More recently, the House released its version of child nutrition reauthorization. George Miller, chairman of the Education and Labor Committee, released the “Improving Nutrition for America’s Children’s Act of 2010″ (H.R. 5504). This bill takes a much larger step toward increasing access for many of the nation’s children from families with low incomes. In addition to offering direct certification for foster care and children in Medicaid (phased in), the bill also encourages expansions in the School Breakfast Program, provides protections for discrimination or segregation of children eligible for free or reduced-price lunch, and also addresses the quality of meals served in schools. Though an official cost estimate has not been released, the legislation is predicted to require approximately $8 billion over 10 years.

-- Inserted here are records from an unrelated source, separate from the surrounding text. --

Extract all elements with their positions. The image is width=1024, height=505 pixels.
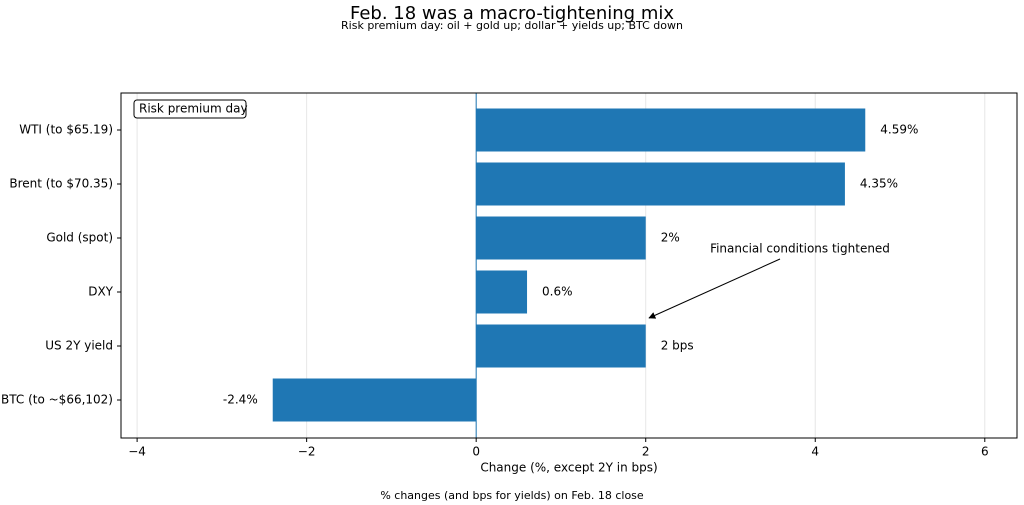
value-label: 2 bps bbox=[661, 339, 694, 353]
value-label: 4.35% bbox=[860, 177, 898, 191]
y-tick-label: Brent (to $70.35) bbox=[9, 177, 113, 191]
bar bbox=[272, 378, 477, 422]
x-tick-label: 6 bbox=[981, 445, 989, 459]
y-tick-label: Gold (spot) bbox=[46, 231, 113, 245]
box-label: Risk premium day bbox=[139, 102, 248, 116]
annotation-arrow bbox=[648, 258, 781, 319]
plot-frame bbox=[120, 92, 1018, 439]
y-tick-label: BTC (to ~$66,102) bbox=[1, 393, 113, 407]
bar bbox=[476, 108, 866, 152]
value-label: -2.4% bbox=[223, 393, 258, 407]
y-tick-label: DXY bbox=[88, 285, 113, 299]
x-axis-label: Change (%, except 2Y in bps) bbox=[480, 461, 657, 475]
x-tick-label: −2 bbox=[298, 445, 316, 459]
x-tick-label: 4 bbox=[811, 445, 819, 459]
value-label: 0.6% bbox=[542, 285, 573, 299]
bar bbox=[476, 324, 646, 368]
bar bbox=[476, 216, 646, 260]
bar bbox=[476, 162, 845, 206]
value-label: 4.59% bbox=[880, 123, 918, 137]
chart-title: Feb. 18 was a macro-tightening mix bbox=[350, 3, 674, 24]
value-label: 2% bbox=[661, 231, 680, 245]
y-tick-label: US 2Y yield bbox=[45, 339, 113, 353]
label-box bbox=[133, 99, 247, 119]
annotation: Financial conditions tightened bbox=[710, 242, 890, 256]
x-tick-label: −4 bbox=[128, 445, 146, 459]
x-tick-label: 2 bbox=[642, 445, 650, 459]
y-tick-label: WTI (to $65.19) bbox=[19, 123, 113, 137]
footer-note: % changes (and bps for yields) on Feb. 1… bbox=[380, 489, 644, 502]
bar bbox=[476, 270, 528, 314]
chart-subtitle: Risk premium day: oil + gold up; dollar … bbox=[341, 19, 683, 32]
x-tick-label: 0 bbox=[472, 445, 480, 459]
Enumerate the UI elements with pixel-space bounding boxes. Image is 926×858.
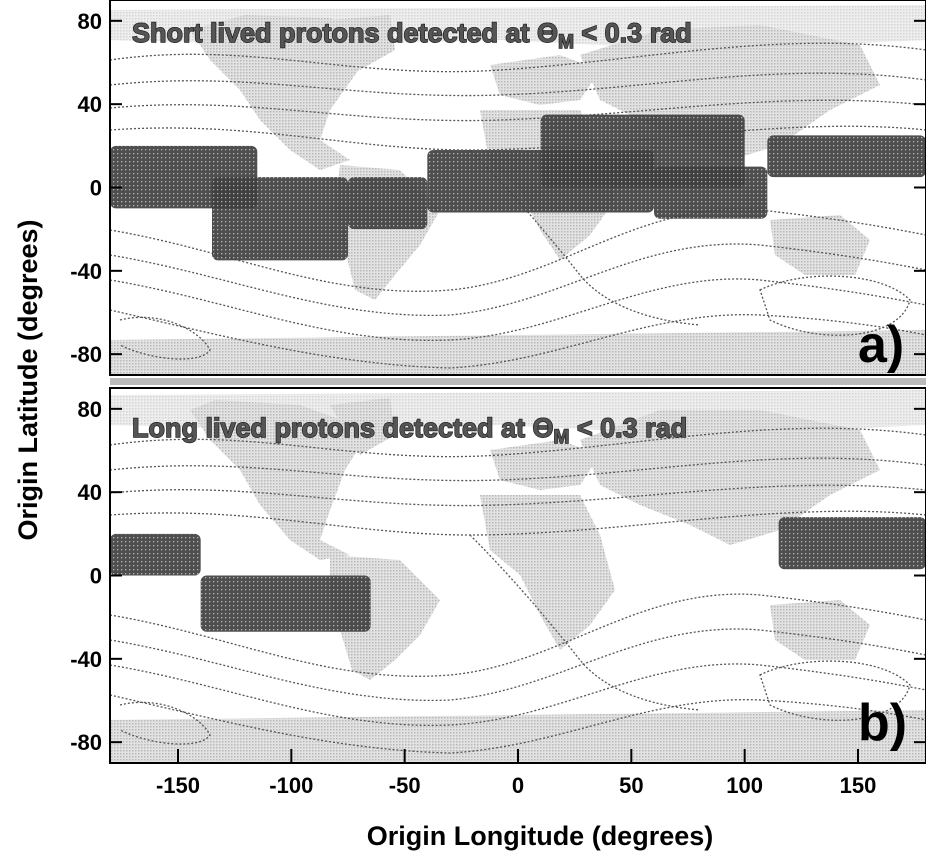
x-tick-label-5: 100: [726, 773, 763, 798]
antarctica-b: [110, 710, 926, 763]
proton-region-b-2: [778, 517, 926, 570]
asia-b: [580, 410, 880, 545]
panel-separator: [110, 378, 926, 385]
x-tick-label-1: -100: [269, 773, 313, 798]
panel-label-a: a): [858, 316, 904, 374]
y-tick-label-b-0: 80: [78, 397, 102, 422]
y-tick-label-a-1: 40: [78, 92, 102, 117]
x-tick-label-3: 0: [512, 773, 524, 798]
panel-title-a: Short lived protons detected at ΘM < 0.3…: [132, 18, 692, 53]
contour-lines-b: [110, 427, 926, 754]
y-tick-label-b-4: -80: [70, 730, 102, 755]
y-tick-label-b-1: 40: [78, 480, 102, 505]
antarctica-a: [110, 330, 926, 375]
north-america-a: [190, 15, 380, 170]
africa-b: [480, 495, 615, 650]
proton-region-a-6: [767, 135, 926, 178]
y-axis-a: 80 40 0 -40 -80: [70, 9, 926, 367]
proton-points-b: [110, 517, 926, 632]
world-map-b: [110, 390, 926, 763]
panel-title-b: Long lived protons detected at ΘM < 0.3 …: [132, 413, 687, 448]
australia-b: [770, 600, 870, 660]
y-tick-label-a-0: 80: [78, 9, 102, 34]
x-axis: -150 -100 -50 0 50 100 150: [156, 749, 876, 798]
arctic-band-b: [110, 390, 926, 435]
proton-region-a-2: [348, 177, 428, 230]
proton-region-a-5: [654, 166, 768, 219]
y-axis-b: 80 40 0 -40 -80: [70, 397, 926, 755]
asia-a: [580, 25, 880, 160]
y-ticks-a: [110, 19, 926, 356]
proton-region-b-0: [110, 533, 201, 576]
y-tick-labels-b: 80 40 0 -40 -80: [70, 397, 102, 755]
proton-points-a: [110, 114, 926, 261]
x-axis-title: Origin Longitude (degrees): [367, 821, 714, 851]
panel-b: Long lived protons detected at ΘM < 0.3 …: [70, 387, 926, 798]
y-tick-labels-a: 80 40 0 -40 -80: [70, 9, 102, 367]
x-tick-labels: -150 -100 -50 0 50 100 150: [156, 773, 876, 798]
contour-lines-a: [110, 42, 926, 369]
proton-region-a-1: [212, 177, 348, 261]
australia-a: [770, 215, 870, 275]
y-tick-label-a-2: 0: [90, 176, 102, 201]
y-tick-label-a-4: -80: [70, 342, 102, 367]
panel-label-b: b): [858, 694, 907, 752]
y-tick-label-a-3: -40: [70, 259, 102, 284]
panel-a: Short lived protons detected at ΘM < 0.3…: [70, 0, 926, 376]
x-tick-label-4: 50: [619, 773, 643, 798]
x-ticks: [177, 749, 859, 763]
proton-region-b-1: [200, 575, 371, 632]
world-map-a: [110, 5, 926, 375]
europe-b: [490, 440, 600, 490]
europe-a: [490, 55, 600, 105]
arctic-band-a: [110, 5, 926, 50]
y-axis-title: Origin Latitude (degrees): [13, 219, 43, 540]
x-tick-label-6: 150: [840, 773, 877, 798]
y-tick-label-b-2: 0: [90, 564, 102, 589]
x-tick-label-0: -150: [156, 773, 200, 798]
x-tick-label-2: -50: [389, 773, 421, 798]
y-ticks-b: [110, 407, 926, 744]
y-tick-label-b-3: -40: [70, 647, 102, 672]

Our Nation’s Children Cannot Afford to Wait

Voices looks to Congress to finish its work on both the House (H.R. 5504) and Senate (S. 3307) bills. We believe federal child nutrition programs play a critical role in helping children, especially those in rural and urban settings where access to healthy foods may be limited.  One sure way to prevent children from going to bed hungry is to provide healthy, nutritious meals at the places they gather (child care centers, school, and after-school programs). We believe that a strong child nutrition reauthorization can do this.

I find myself using the “class war” tag on every entry these days.

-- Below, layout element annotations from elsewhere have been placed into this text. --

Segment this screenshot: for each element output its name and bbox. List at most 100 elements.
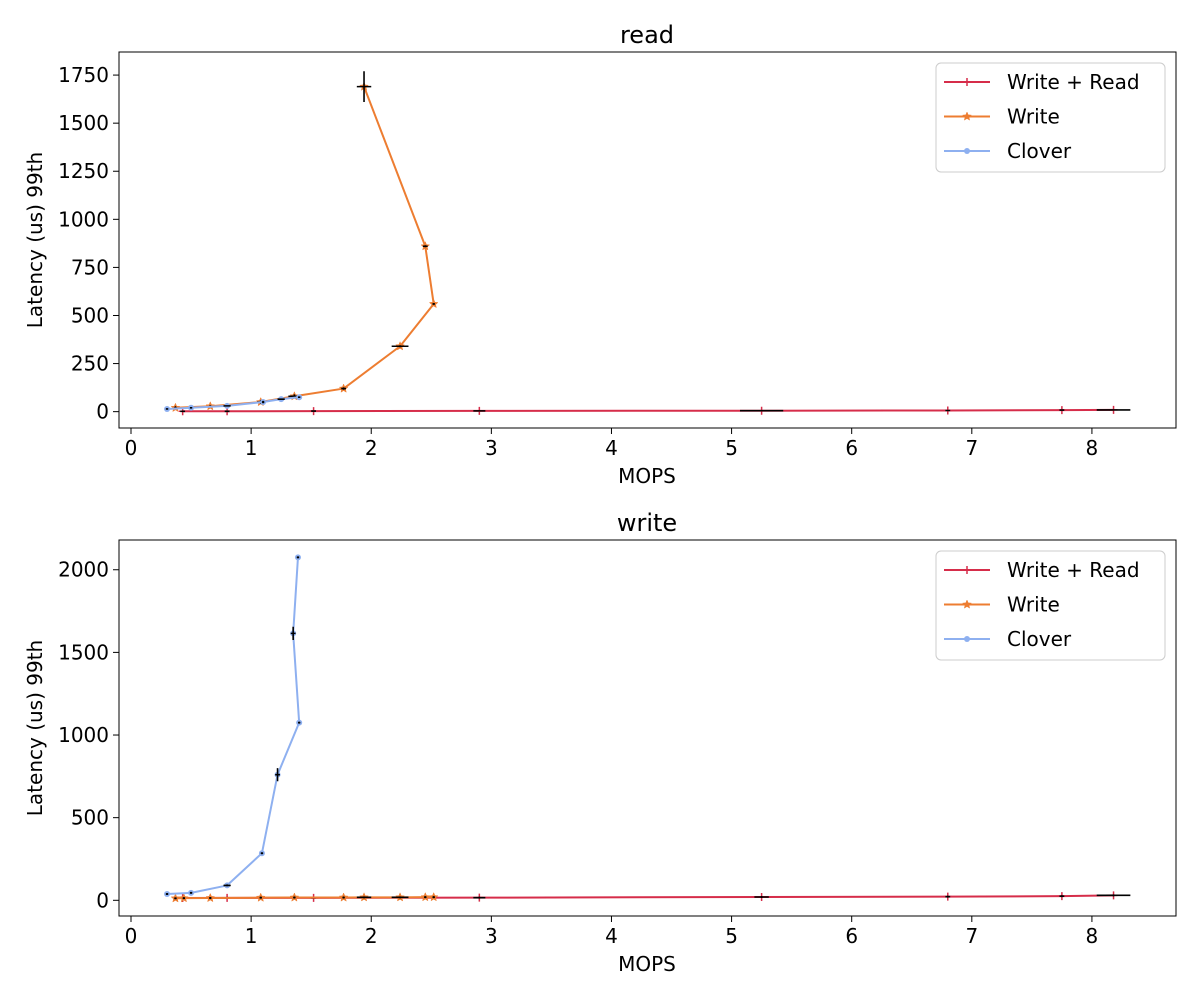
y-tick-label: 1250 (58, 159, 109, 183)
error-bar (224, 410, 230, 413)
error-bar (432, 896, 435, 899)
chart-title: write (617, 509, 677, 537)
error-bar (293, 896, 296, 899)
error-bar (754, 896, 769, 898)
x-axis-label: MOPS (618, 464, 676, 488)
x-tick-label: 5 (725, 924, 738, 948)
error-bar (341, 387, 347, 390)
error-bar (275, 768, 280, 782)
y-axis-label: Latency (us) 99th (23, 152, 47, 328)
y-tick-label: 1500 (58, 111, 109, 135)
legend: Write + Read Write Clover (935, 62, 1166, 173)
legend: Write + Read Write Clover (935, 550, 1166, 661)
plot-area (118, 539, 1177, 917)
plus-marker (963, 78, 971, 86)
error-bar (209, 896, 212, 899)
legend-label: Clover (1007, 627, 1072, 651)
plot-area (118, 51, 1177, 429)
error-bar (223, 884, 231, 887)
legend-label: Clover (1007, 139, 1072, 163)
error-bar (391, 345, 409, 348)
error-bar (180, 410, 186, 413)
error-bar (223, 405, 231, 407)
x-tick-label: 5 (725, 436, 738, 460)
error-bar (261, 400, 265, 404)
error-bar (356, 896, 372, 899)
series-write (170, 71, 439, 412)
dot-marker (964, 148, 970, 154)
error-bar (189, 891, 193, 894)
legend-box (935, 62, 1166, 173)
x-tick-label: 7 (965, 436, 978, 460)
x-tick-label: 7 (965, 924, 978, 948)
y-tick-label: 0 (96, 400, 109, 424)
chart-write: write 0 1 2 3 4 5 6 7 8 0 500 1000 1500 2000 MOPS Lat… (23, 509, 1177, 976)
x-tick-label: 6 (845, 436, 858, 460)
plus-marker (963, 566, 971, 574)
y-tick-label: 750 (71, 255, 109, 279)
error-bar (165, 408, 169, 410)
legend-entry: Clover (944, 627, 1072, 651)
error-bar (296, 556, 300, 559)
error-bar (260, 852, 264, 855)
y-tick-label: 0 (96, 888, 109, 912)
chart-title: read (620, 21, 674, 49)
legend-label: Write (1007, 105, 1060, 129)
series-write-read (178, 405, 1131, 416)
x-tick-label: 0 (125, 924, 138, 948)
x-tick-label: 1 (245, 436, 258, 460)
error-bar (311, 410, 316, 412)
error-bar (1059, 409, 1065, 411)
legend-label: Write + Read (1007, 70, 1140, 94)
error-bar (739, 409, 784, 412)
dot-marker (964, 636, 970, 642)
legend-entry: Write (944, 593, 1060, 617)
series-line (175, 86, 435, 409)
x-axis-label: MOPS (618, 952, 676, 976)
series-layer (164, 71, 1131, 416)
y-axis-label: Latency (us) 99th (23, 640, 47, 816)
x-tick-label: 8 (1086, 924, 1099, 948)
star-marker (962, 111, 972, 121)
legend-entry: Write (944, 105, 1060, 129)
legend-box (935, 550, 1166, 661)
star-marker (962, 599, 972, 609)
y-tick-label: 1500 (58, 640, 109, 664)
y-tick-label: 1000 (58, 723, 109, 747)
series-clover (164, 554, 303, 898)
legend-label: Write (1007, 593, 1060, 617)
error-bar (182, 897, 186, 900)
error-bar (259, 896, 262, 899)
series-clover (164, 394, 303, 412)
error-bar (391, 896, 409, 899)
error-bar (422, 245, 428, 248)
y-tick-label: 2000 (58, 558, 109, 582)
error-bar (297, 721, 301, 724)
series-line (175, 896, 434, 900)
series-line (182, 408, 1114, 413)
error-bar (277, 398, 285, 400)
x-tick-label: 2 (365, 924, 378, 948)
legend-entry: Clover (944, 139, 1072, 163)
axis-ticks: 0 1 2 3 4 5 6 7 8 0 500 1000 1500 2000 (58, 558, 1098, 948)
y-tick-label: 500 (71, 303, 109, 327)
error-bar (342, 896, 345, 899)
x-tick-label: 2 (365, 436, 378, 460)
x-tick-label: 3 (485, 924, 498, 948)
error-bar (432, 302, 435, 305)
error-bar (290, 626, 296, 640)
error-bar (473, 410, 486, 412)
error-bar (473, 896, 486, 899)
series-layer (164, 554, 1131, 903)
error-bar (189, 407, 193, 409)
x-tick-label: 4 (605, 924, 618, 948)
axis-ticks: 0 1 2 3 4 5 6 7 8 0 250 500 750 1000 1250 1500 1750 (58, 63, 1098, 460)
x-tick-label: 1 (245, 924, 258, 948)
error-bar (1059, 895, 1065, 898)
error-bar (424, 896, 427, 899)
error-bar (1096, 894, 1131, 897)
error-bar (356, 71, 372, 103)
error-bar (945, 409, 951, 412)
y-tick-label: 1750 (58, 63, 109, 87)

We Could All Learn Something From Pennsylvania, It Seems

Thursday, May 27th, 2010

The Farmer’s Market Nutrition Program is a federally-funded service that gives recipients of the Women, Infants, and Children food supplement program extra benefits that can be spent at farmer’s markets. (There is also a program for seniors.)  I’m not sure about this one. It sounds great, but when you read the fine print it’s so little money—families can only receive between $10 and $30 annually. That’s like, one trip to the farmer’s market, if your state participates. (List of participating states and assistance levels here.)

But check out Pennsylvania! With 1,148 participating markets, this wee state accounts for almost half of the 2,662 markets nationwide. Furthermore, the Food Trust operates in more than 30 markets, all located in low-income neighborhoods or those underserved by supermarkets and other traditional food outlets. They all accept EBT (aka food stamps). These people are doing it! They also run school programs and all manner of good things, like the Healthy Corner Store initiative. This is grassroots shit. I donated!

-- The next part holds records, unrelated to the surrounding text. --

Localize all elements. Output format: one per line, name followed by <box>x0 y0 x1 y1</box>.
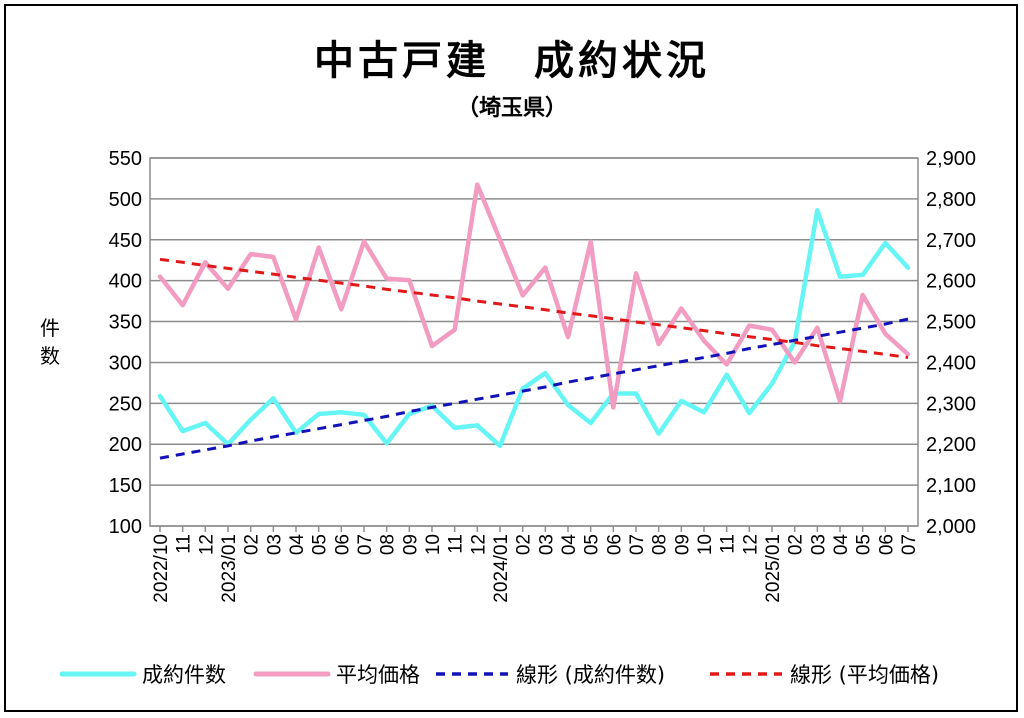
gridlines <box>149 157 919 527</box>
y-tick-label: 350 <box>109 312 142 334</box>
x-tick-label: 03 <box>808 534 829 555</box>
series-line <box>157 208 911 449</box>
x-tick-label: 04 <box>287 534 308 556</box>
x-tick-label: 2024/01 <box>491 534 512 603</box>
y2-tick-label: 2,800 <box>926 189 976 211</box>
x-tick-label: 03 <box>536 534 557 555</box>
chart-subtitle: （埼玉県） <box>456 96 567 121</box>
x-tick-label: 03 <box>264 534 285 555</box>
x-tick-label: 08 <box>650 534 671 555</box>
y-tick-label: 100 <box>109 516 142 538</box>
x-tick-label: 06 <box>332 534 353 555</box>
x-tick-label: 04 <box>559 534 580 556</box>
x-tick-label: 11 <box>446 534 467 554</box>
series-lines <box>157 182 911 460</box>
y-tick-label: 250 <box>109 393 142 415</box>
legend-label: 線形 (平均価格) <box>790 663 939 687</box>
x-tick-label: 02 <box>242 534 263 555</box>
x-tick-label: 2023/01 <box>219 534 240 603</box>
x-tick-label: 06 <box>876 534 897 555</box>
y-tick-label: 550 <box>109 148 142 170</box>
y2-tick-label: 2,700 <box>926 230 976 252</box>
legend-label: 成約件数 <box>142 663 226 687</box>
y-tick-label: 450 <box>109 230 142 252</box>
y-tick-label: 500 <box>109 189 142 211</box>
series-line <box>159 317 909 460</box>
plot-area-border <box>149 157 919 527</box>
x-tick-label: 06 <box>604 534 625 555</box>
x-tick-label: 09 <box>672 534 693 555</box>
x-tick-label: 10 <box>695 534 716 555</box>
y2-tick-label: 2,600 <box>926 271 976 293</box>
x-tick-label: 12 <box>196 534 217 555</box>
y2-tick-label: 2,500 <box>926 312 976 334</box>
y-tick-label: 300 <box>109 352 142 374</box>
x-tick-label: 12 <box>468 534 489 555</box>
x-tick-label: 2022/10 <box>151 534 172 603</box>
x-tick-label: 07 <box>355 534 376 555</box>
x-tick-label: 05 <box>582 534 603 555</box>
y-axis-label: 件 <box>40 316 60 340</box>
y2-tick-label: 2,200 <box>926 434 976 456</box>
series-line <box>157 182 911 410</box>
legend-label: 線形 (成約件数) <box>516 663 665 687</box>
x-tick-label: 10 <box>423 534 444 555</box>
y-tick-label: 400 <box>109 271 142 293</box>
y-axis-label: 数 <box>40 344 60 368</box>
x-tick-label: 12 <box>740 534 761 555</box>
y-tick-label: 200 <box>109 434 142 456</box>
series-line <box>159 257 909 359</box>
y2-tick-label: 2,400 <box>926 352 976 374</box>
y2-tick-label: 2,100 <box>926 475 976 497</box>
x-tick-label: 11 <box>718 534 739 554</box>
chart-title: 中古戸建 成約状況 <box>314 38 710 84</box>
x-tick-label: 02 <box>514 534 535 555</box>
axes: 100 150 200 250 300 350 400 450 500 550 2,000 2,100… <box>40 148 976 603</box>
x-tick-label: 07 <box>627 534 648 555</box>
x-tick-label: 08 <box>378 534 399 555</box>
x-tick-label: 09 <box>400 534 421 555</box>
y-tick-label: 150 <box>109 475 142 497</box>
legend-label: 平均価格 <box>336 663 420 687</box>
x-tick-label: 11 <box>174 534 195 554</box>
x-tick-label: 04 <box>831 534 852 556</box>
x-tick-label: 05 <box>310 534 331 555</box>
x-tick-label: 02 <box>786 534 807 555</box>
legend: 成約件数 平均価格 線形 (成約件数) 線形 (平均価格) <box>59 663 939 687</box>
x-tick-label: 07 <box>899 534 920 555</box>
y2-tick-label: 2,000 <box>926 516 976 538</box>
y2-tick-label: 2,300 <box>926 393 976 415</box>
x-tick-label: 05 <box>854 534 875 555</box>
x-tick-label: 2025/01 <box>763 534 784 603</box>
y2-tick-label: 2,900 <box>926 148 976 170</box>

(By way of comparison, of the 44 or so Greenmarkets in Brooklyn, only half accept EBTs)

—Snacktime

I have no idea what this image is, I found it on a website called geekadelphia, and I love Benjamin Franklin, so there you go.

Food Stamps That Are Twice as Nice

Wednesday, May 26th, 2010

Did you know you can’t use food stamps at most New York City farmer’s markets? I’m guessing that’s true of a lot of places. Too bad, because there is a great new project that could make farmer’s markets even more attractive to food stamp users. The Wholesome Wave Foundation, founded by Chef Michel Nissan and Gus Schumacher, a policy guy, has launched the Double Value Coupon program, which doubles the amount of food that can be purchased with the subsidy at farmer’s markets. Only the ones that accept the stamps in the first place, of course.

The Food Stamp Stimulus Package

Thursday, May 20th, 2010

The USDA announced a new program today to make it easier for recipients of food benefits to find stores that accept food stamps. They also released stats on how food stamps not only reduce hunger and increase food security, but also build local economies:

SNAP benefits, which are now provided to recipients electronically, help low income families put healthy food on the table and provide an economic stimulus that strengthens communities. Research shows that every $5 in new SNAP benefits generates as much as $9.20 in economic activity. While SNAP benefits are administered by states, they are 100 percent federally funded and move quickly into local economies, with 97 percent of SNAP benefits redeemed within a month.